UPPSC-LECTURER’21 EE: Daily Practices Quiz
UPPSC-LECTURER’21 EE: Daily Practices Quiz 07-Oct-2021
Each question carries 3 marks.
Negative marking: 1 mark each or 1/3rd
Total Questions: 06
Time: 08 min.
Q1. The unit step response of a network is (1-e^(-αt)), then its unit impulse response is
(a) αe^(-αt)
(b) (1-α^(-1) ) e^(-αt)
(c) α^(-1) e^(-αt)
(d) (1-α) e^(-αt)
Q2. In thyristor, holding current is:
(a) More than the latching current
(b) Less than the latching current
(c) Equal to latching current
(d) None of the above
Q3. A load draws an active power P at a lagging p.f. of cosϕ1. If the p.f. is improved to
cosϕ2, the leading kVAR supplied by p.f. correction equipment will be
(a) P (cosϕ2-cosϕ1)
(b) P (sinϕ2-sinϕ1)
(c) P (tanϕ1+tanϕ2)
(d) P (tanϕ1-tanϕ2)
Q4. In TV, video signals are transmitted through
(a) Frequency modulation
(b) Pulse modulation
(c) Amplitude modulation
(d) Phase modulation
Q5. A 10 kVA, 400 V/ 200 V, single-phase transformer with a percentage resistance of 3% and percentage reactance of 6% is supplying a current of 50 A to a resistive load.
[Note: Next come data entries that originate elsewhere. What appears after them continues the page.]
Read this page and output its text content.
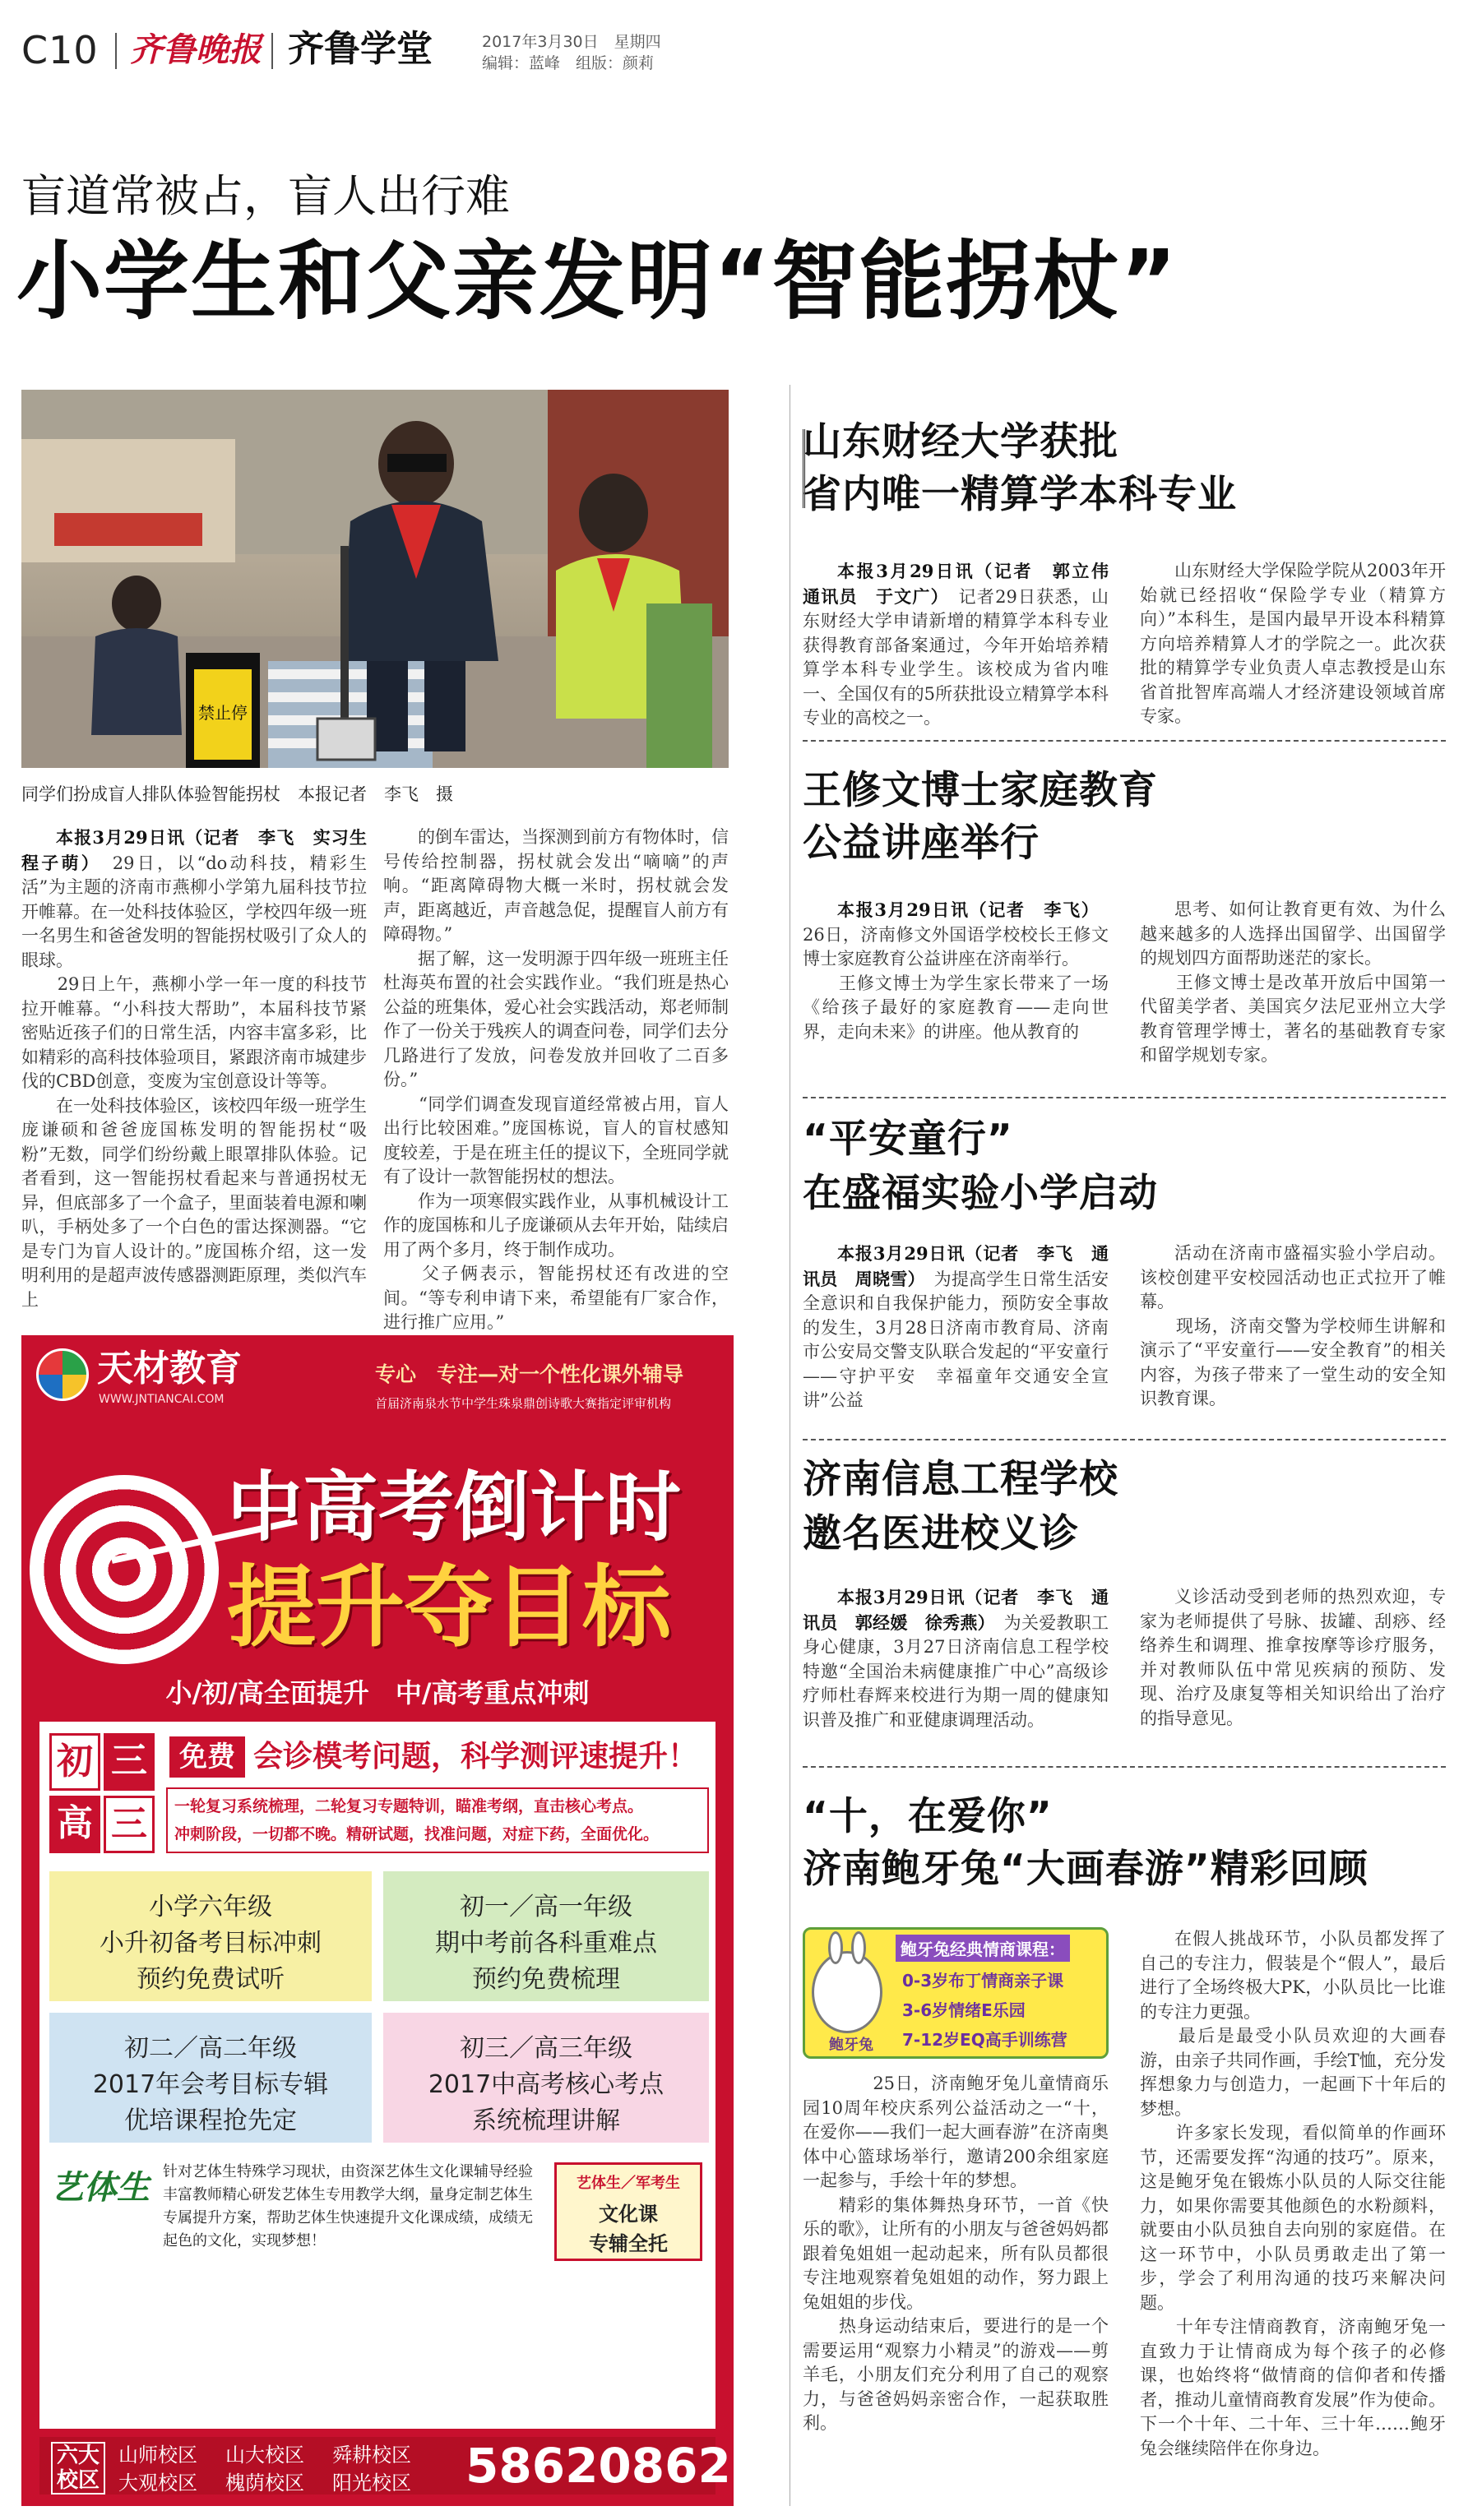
C10 齐鲁晚报 齐鲁学堂	2017年3月30日　星期四
编辑：蓝峰　组版：颜莉
盲道常被占，盲人出行难
小学生和父亲发明“智能拐杖”
禁止停
同学们扮成盲人排队体验智能拐杖　本报记者　李飞　摄
本报3月29日讯（记者　李飞　实习生　程子萌）　29日，以“do动科技，精彩生活”为主题的济南市燕柳小学第九届科技节拉开帷幕。在一处科技体验区，学校四年级一班一名男生和爸爸发明的智能拐杖吸引了众人的眼球。
　　29日上午，燕柳小学一年一度的科技节拉开帷幕。“小科技大帮助”，本届科技节紧密贴近孩子们的日常生活，内容丰富多彩，比如精彩的高科技体验项目，紧跟济南市城建步伐的CBD创意，变废为宝创意设计等等。
　　在一处科技体验区，该校四年级一班学生庞谦硕和爸爸庞国栋发明的智能拐杖“吸粉”无数，同学们纷纷戴上眼罩排队体验。记者看到，这一智能拐杖看起来与普通拐杖无异，但底部多了一个盒子，里面装着电源和喇叭，手柄处多了一个白色的雷达探测器。“它是专门为盲人设计的。”庞国栋介绍，这一发明利用的是超声波传感器测距原理，类似汽车上
的倒车雷达，当探测到前方有物体时，信号传给控制器，拐杖就会发出“嘀嘀”的声响。“距离障碍物大概一米时，拐杖就会发声，距离越近，声音越急促，提醒盲人前方有障碍物。”
　　据了解，这一发明源于四年级一班班主任杜海英布置的社会实践作业。“我们班是热心公益的班集体，爱心社会实践活动，郑老师制作了一份关于残疾人的调查问卷，同学们去分几路进行了发放，问卷发放并回收了二百多份。”
　　“同学们调查发现盲道经常被占用，盲人出行比较困难。”庞国栋说，盲人的盲杖感知度较差，于是在班主任的提议下，全班同学就有了设计一款智能拐杖的想法。
　　作为一项寒假实践作业，从事机械设计工作的庞国栋和儿子庞谦硕从去年开始，陆续启用了两个多月，终于制作成功。
　　父子俩表示，智能拐杖还有改进的空间。“等专利申请下来，希望能有厂家合作，进行推广应用。”
天材教育
WWW.JNTIANCAI.COM
专心　专注—对一个性化课外辅导
首届济南泉水节中学生珠泉鼎创诗歌大赛指定评审机构
中高考倒计时
提升夺目标
小/初/高全面提升　中/高考重点冲刺
初 三
高 三
免费 会诊模考问题，科学测评速提升！
一轮复习系统梳理，二轮复习专题特训，瞄准考纲，直击核心考点。
冲刺阶段，一切都不晚。精研试题，找准问题，对症下药，全面优化。
小学六年级
小升初备考目标冲刺
预约免费试听
初一／高一年级
期中考前各科重难点
预约免费梳理
初二／高二年级
2017年会考目标专辑
优培课程抢先定
初三／高三年级
2017中高考核心考点
系统梳理讲解
艺体生 针对艺体生特殊学习现状，由资深艺体生文化课辅导经验丰富教师精心研发艺体生专用教学大纲，量身定制艺体生专属提升方案，帮助艺体生快速提升文化课成绩，成绩无起色的文化，实现梦想！
艺体生／军考生
文化课
专辅全托
六大校区
山师校区 山大校区 舜耕校区
大观校区 槐荫校区 阳光校区 58620862
山东财经大学获批
省内唯一精算学本科专业
本报3月29日讯（记者　郭立伟　通讯员　于文广）　记者29日获悉，山东财经大学申请新增的精算学本科专业获得教育部备案通过，今年开始培养精算学本科专业学生。该校成为省内唯一、全国仅有的5所获批设立精算学本科专业的高校之一。
山东财经大学保险学院从2003年开始就已经招收“保险学专业（精算方向）”本科生，是国内最早开设本科精算方向培养精算人才的学院之一。此次获批的精算学专业负责人卓志教授是山东省首批智库高端人才经济建设领域首席专家。
王修文博士家庭教育
公益讲座举行
本报3月29日讯（记者　李飞）　26日，济南修文外国语学校校长王修文博士家庭教育公益讲座在济南举行。
　　王修文博士为学生家长带来了一场《给孩子最好的家庭教育——走向世界，走向未来》的讲座。他从教育的
思考、如何让教育更有效、为什么越来越多的人选择出国留学、出国留学的规划四方面帮助迷茫的家长。
　　王修文博士是改革开放后中国第一代留美学者、美国宾夕法尼亚州立大学教育管理学博士，著名的基础教育专家和留学规划专家。
“平安童行”
在盛福实验小学启动
本报3月29日讯（记者　李飞　通讯员　周晓雪）　为提高学生日常生活安全意识和自我保护能力，预防安全事故的发生，3月28日济南市教育局、济南市公安局交警支队联合发起的“平安童行——守护平安　幸福童年交通安全宣讲”公益
活动在济南市盛福实验小学启动。该校创建平安校园活动也正式拉开了帷幕。
　　现场，济南交警为学校师生讲解和演示了“平安童行——安全教育”的相关内容，为孩子带来了一堂生动的安全知识教育课。
济南信息工程学校
邀名医进校义诊
本报3月29日讯（记者　李飞　通讯员　郭经媛　徐秀燕）　为关爱教职工身心健康，3月27日济南信息工程学校特邀“全国治未病健康推广中心”高级诊疗师杜春辉来校进行为期一周的健康知识普及推广和亚健康调理活动。
义诊活动受到老师的热烈欢迎，专家为老师提供了号脉、拔罐、刮痧、经络养生和调理、推拿按摩等诊疗服务，并对教师队伍中常见疾病的预防、发现、治疗及康复等相关知识给出了治疗的指导意见。
“十，在爱你”
济南鲍牙兔“大画春游”精彩回顾
鲍牙兔
鲍牙兔经典情商课程：
0-3岁布丁情商亲子课
3-6岁情绪E乐园
7-12岁EQ高手训练营
　　25日，济南鲍牙兔儿童情商乐园10周年校庆系列公益活动之一“十，在爱你——我们一起大画春游”在济南奥体中心篮球场举行，邀请200余组家庭一起参与，手绘十年的梦想。
　　精彩的集体舞热身环节，一首《快乐的歌》，让所有的小朋友与爸爸妈妈都跟着兔姐姐一起动起来，所有队员都很专注地观察着兔姐姐的动作，努力跟上兔姐姐的步伐。
　　热身运动结束后，要进行的是一个需要运用“观察力小精灵”的游戏——剪羊毛，小朋友们充分利用了自己的观察力，与爸爸妈妈亲密合作，一起获取胜利。
在假人挑战环节，小队员都发挥了自己的专注力，假装是个“假人”，最后进行了全场终极大PK，小队员比一比谁的专注力更强。
　　最后是最受小队员欢迎的大画春游，由亲子共同作画，手绘T恤，充分发挥想象力与创造力，一起画下十年后的梦想。
　　许多家长发现，看似简单的作画环节，还需要发挥“沟通的技巧”。原来，这是鲍牙兔在锻炼小队员的人际交往能力，如果你需要其他颜色的水粉颜料，就要由小队员独自去向别的家庭借。在这一环节中，小队员勇敢走出了第一步，学会了利用沟通的技巧来解决问题。
　　十年专注情商教育，济南鲍牙兔一直致力于让情商成为每个孩子的必修课，也始终将“做情商的信仰者和传播者，推动儿童情商教育发展”作为使命。下一个十年、二十年、三十年……鲍牙兔会继续陪伴在你身边。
The value of the load voltage is
(a) 192 V
(b) 194 V
(c) 196 V
(d) 390 V
Q6. A 40 KVA transformer has a core loss of 400 W and full-load copper loss of 800 W. The fraction of rated load at maximum efficiency is
(a) 50 %
(b) 62.3 %
(c) 70.7 %
(d) 100 %
SOLUTIONS
S1. Ans.(a)
Sol. To find out impulse response, simply differentiate unit step response:
i.e., d/dt (1-e^(-αt) )=-(-e^(-αt) )=αe^(-αt).
S2. Ans.(b)
Sol. In thyristor, holding current is less than latching current.
Generally, IL/IH ≃2.5
S3. Ans.(d)
Sol. Leading kVAR supplied = P (tanϕ1 – tanϕ2)
S4. Ans.(c)
Sol. Frequency modulation is used for Radio TV sound transmissions while amplitude modulation is used for video transmission.
S5. Ans.(b)
Sol. % regulation= (R cosϕ+X sinϕ)×100
For resistive load: ?=0⁰
∴% regulation=3×1+6×0=3%=200×3/100=6 V
∴Terminal voltage=200-6=194 V
S6. Ans.(c)
Sol. η=√(Pi/Pcufl )=√(400/800) ×100=70.7 %